Data Kantor Perwakilan Bank Indonesia Sulawesi Tengah menempatkan inflasi IHK Kota Palu secara tahunan (year on year/yoy) di 2,96 persen. Angka ini masih di bawah batas atas sasaran nasional 3,5 persen, namun pemerintah daerah tidak mengambil posisi longgar.
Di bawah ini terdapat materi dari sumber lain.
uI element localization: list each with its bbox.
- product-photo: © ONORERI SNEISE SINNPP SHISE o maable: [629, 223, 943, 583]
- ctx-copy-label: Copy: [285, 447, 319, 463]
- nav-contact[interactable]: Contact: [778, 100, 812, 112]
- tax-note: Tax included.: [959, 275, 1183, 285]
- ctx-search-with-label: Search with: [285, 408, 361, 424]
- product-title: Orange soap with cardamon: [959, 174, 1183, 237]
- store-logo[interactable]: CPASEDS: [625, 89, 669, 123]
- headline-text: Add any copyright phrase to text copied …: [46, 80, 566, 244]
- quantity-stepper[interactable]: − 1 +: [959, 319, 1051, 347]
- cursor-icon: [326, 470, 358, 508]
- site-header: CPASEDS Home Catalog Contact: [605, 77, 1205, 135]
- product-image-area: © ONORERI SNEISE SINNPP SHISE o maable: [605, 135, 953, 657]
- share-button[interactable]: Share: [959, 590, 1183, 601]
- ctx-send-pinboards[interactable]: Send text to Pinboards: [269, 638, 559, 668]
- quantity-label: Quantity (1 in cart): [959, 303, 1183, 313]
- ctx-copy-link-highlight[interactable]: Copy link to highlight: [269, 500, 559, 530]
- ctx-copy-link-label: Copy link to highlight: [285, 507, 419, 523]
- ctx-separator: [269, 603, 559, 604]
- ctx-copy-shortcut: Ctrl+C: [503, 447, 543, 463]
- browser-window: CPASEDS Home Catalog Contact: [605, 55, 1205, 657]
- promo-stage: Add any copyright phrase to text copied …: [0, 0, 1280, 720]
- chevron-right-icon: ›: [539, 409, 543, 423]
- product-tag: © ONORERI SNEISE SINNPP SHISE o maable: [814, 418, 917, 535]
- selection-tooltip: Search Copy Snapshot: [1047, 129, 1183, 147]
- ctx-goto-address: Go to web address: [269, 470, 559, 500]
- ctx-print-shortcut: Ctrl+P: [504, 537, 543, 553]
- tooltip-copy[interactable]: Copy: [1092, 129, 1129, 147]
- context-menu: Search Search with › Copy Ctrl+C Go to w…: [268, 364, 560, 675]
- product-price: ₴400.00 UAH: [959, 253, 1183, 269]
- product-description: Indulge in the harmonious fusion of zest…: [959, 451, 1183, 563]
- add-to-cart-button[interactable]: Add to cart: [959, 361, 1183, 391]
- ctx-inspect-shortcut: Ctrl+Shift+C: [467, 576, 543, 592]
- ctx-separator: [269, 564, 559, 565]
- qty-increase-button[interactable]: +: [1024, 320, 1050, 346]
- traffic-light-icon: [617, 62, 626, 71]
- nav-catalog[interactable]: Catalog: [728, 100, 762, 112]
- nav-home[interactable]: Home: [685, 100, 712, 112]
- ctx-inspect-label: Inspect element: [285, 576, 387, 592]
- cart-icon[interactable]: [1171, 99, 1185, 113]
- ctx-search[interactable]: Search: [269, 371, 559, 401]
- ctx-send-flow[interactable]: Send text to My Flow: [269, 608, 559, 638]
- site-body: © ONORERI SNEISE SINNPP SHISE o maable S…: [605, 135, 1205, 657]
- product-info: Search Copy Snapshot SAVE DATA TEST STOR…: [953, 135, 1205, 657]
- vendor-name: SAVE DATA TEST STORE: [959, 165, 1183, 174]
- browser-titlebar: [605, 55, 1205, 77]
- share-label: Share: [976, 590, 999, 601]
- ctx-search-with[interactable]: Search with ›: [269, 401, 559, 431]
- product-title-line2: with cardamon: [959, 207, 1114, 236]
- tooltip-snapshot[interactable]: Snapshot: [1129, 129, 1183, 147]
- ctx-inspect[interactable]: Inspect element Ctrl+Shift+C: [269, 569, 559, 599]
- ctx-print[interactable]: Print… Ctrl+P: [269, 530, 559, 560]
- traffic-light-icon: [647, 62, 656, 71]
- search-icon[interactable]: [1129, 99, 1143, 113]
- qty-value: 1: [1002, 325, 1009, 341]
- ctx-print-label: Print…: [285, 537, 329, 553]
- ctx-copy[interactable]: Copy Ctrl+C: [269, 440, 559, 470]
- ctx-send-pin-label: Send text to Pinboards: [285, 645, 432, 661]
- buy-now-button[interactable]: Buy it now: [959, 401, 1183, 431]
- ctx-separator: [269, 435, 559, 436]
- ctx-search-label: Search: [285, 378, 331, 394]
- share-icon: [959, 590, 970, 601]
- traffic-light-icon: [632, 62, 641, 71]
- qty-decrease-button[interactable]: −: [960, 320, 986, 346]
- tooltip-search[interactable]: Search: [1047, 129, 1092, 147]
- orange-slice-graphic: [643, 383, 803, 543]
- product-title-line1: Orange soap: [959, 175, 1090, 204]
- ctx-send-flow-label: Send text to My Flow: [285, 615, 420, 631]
"Kegiatan seperti ini sudah beberapa kali kita lakukan. Saya berharap dalam setiap High Level Meeting seluruh peserta dapat menyimak dengan baik paparan dari Bank Indonesia maupun BPS terkait bagaimana kondisi dan perkembangan inflasi di daerah kita," kata Imelda dalam arahan yang dikutip dari rilis resmi Pemkot Palu.

Imelda menegaskan pengendalian inflasi bukan pekerjaan satu instansi. Ketersediaan pasokan pangan, kelancaran distribusi, dan keterjangkauan harga menjadi variabel yang harus dipantau lintas sektor. Gerakan Pangan Murah yang selama ini dijalankan Dinas Pertanian disebutnya sebagai salah satu intervensi nyata yang harus terus dilanjutkan untuk memastikan kebutuhan pokok masyarakat tetap tersedia.

QRIS Jadi Senjata Utama Digitalisasi UMKM

Di luar pengendalian harga, forum ini menyoroti agenda digitalisasi transaksi daerah melalui Tim Percepatan dan Perluasan Digitalisasi Daerah (TP2DD). Imelda secara spesifik meminta kolaborasi Dinas Perdagangan dan Perindustrian dengan Bank BTN diperkuat, terutama dalam hal distribusi rompi dan barcode QRIS kepada pelaku UMKM.

"TP2DD ini berkaitan dengan digitalisasi transaksi untuk meningkatkan efisiensi, transparansi, dan inklusi keuangan. Kami berharap sinergi antara Perdagin dan BTN terus dilakukan, terutama dalam percepatan distribusi rompi dan barcode QRIS kepada pelaku UMKM," jelas Imelda.

Perluasan adopsi QRIS dinilai memberi dampak ganda. Bagi pelaku usaha, transaksi menjadi lebih praktis dan aman. Bagi pemerintah, data transaksi digital memudahkan perencanaan kebijakan ekonomi berbasis data riil di lapangan.

Inspeksi Mendadak ke Pasar Tradisional Jadi Langkah Lanjutan

Sebagai tindak lanjut dari pertemuan ini, Pemkot Palu bersama TPID akan kembali melakukan inspeksi mendadak (sidak) ke sejumlah pasar tradisional. Sidak ini dirancang untuk memantau pergerakan harga sekaligus memverifikasi stok komoditas pangan strategis di tingkat pedagang.

Imelda mengingatkan pentingnya komunikasi antarlembaga dalam forum ini. Setiap perangkat daerah diminta menyodorkan data, informasi, dan rekomendasi yang bisa dipakai sebagai dasar kebijakan pengendalian inflasi.

"Saya berharap forum ini menjadi wadah yang baik untuk menerima berbagai saran dan masukan dari seluruh instansi terkait. Ada Perdagin, UMKM, sektor pertanian, dan lainnya," katanya.

Dengan inflasi yang masih terkendali dan percepatan digitalisasi yang berjalan, Kota Palu berupaya menjaga daya beli masyarakat sembari menyiapkan fondasi pertumbuhan ekonomi yang lebih inklusif melalui ekosistem pembayaran digital.

Reporter: Budi Santoso
Sumber: media.alkhairaat.id This article was automatically rewritten by AI based on the source above without altering the facts of the original article.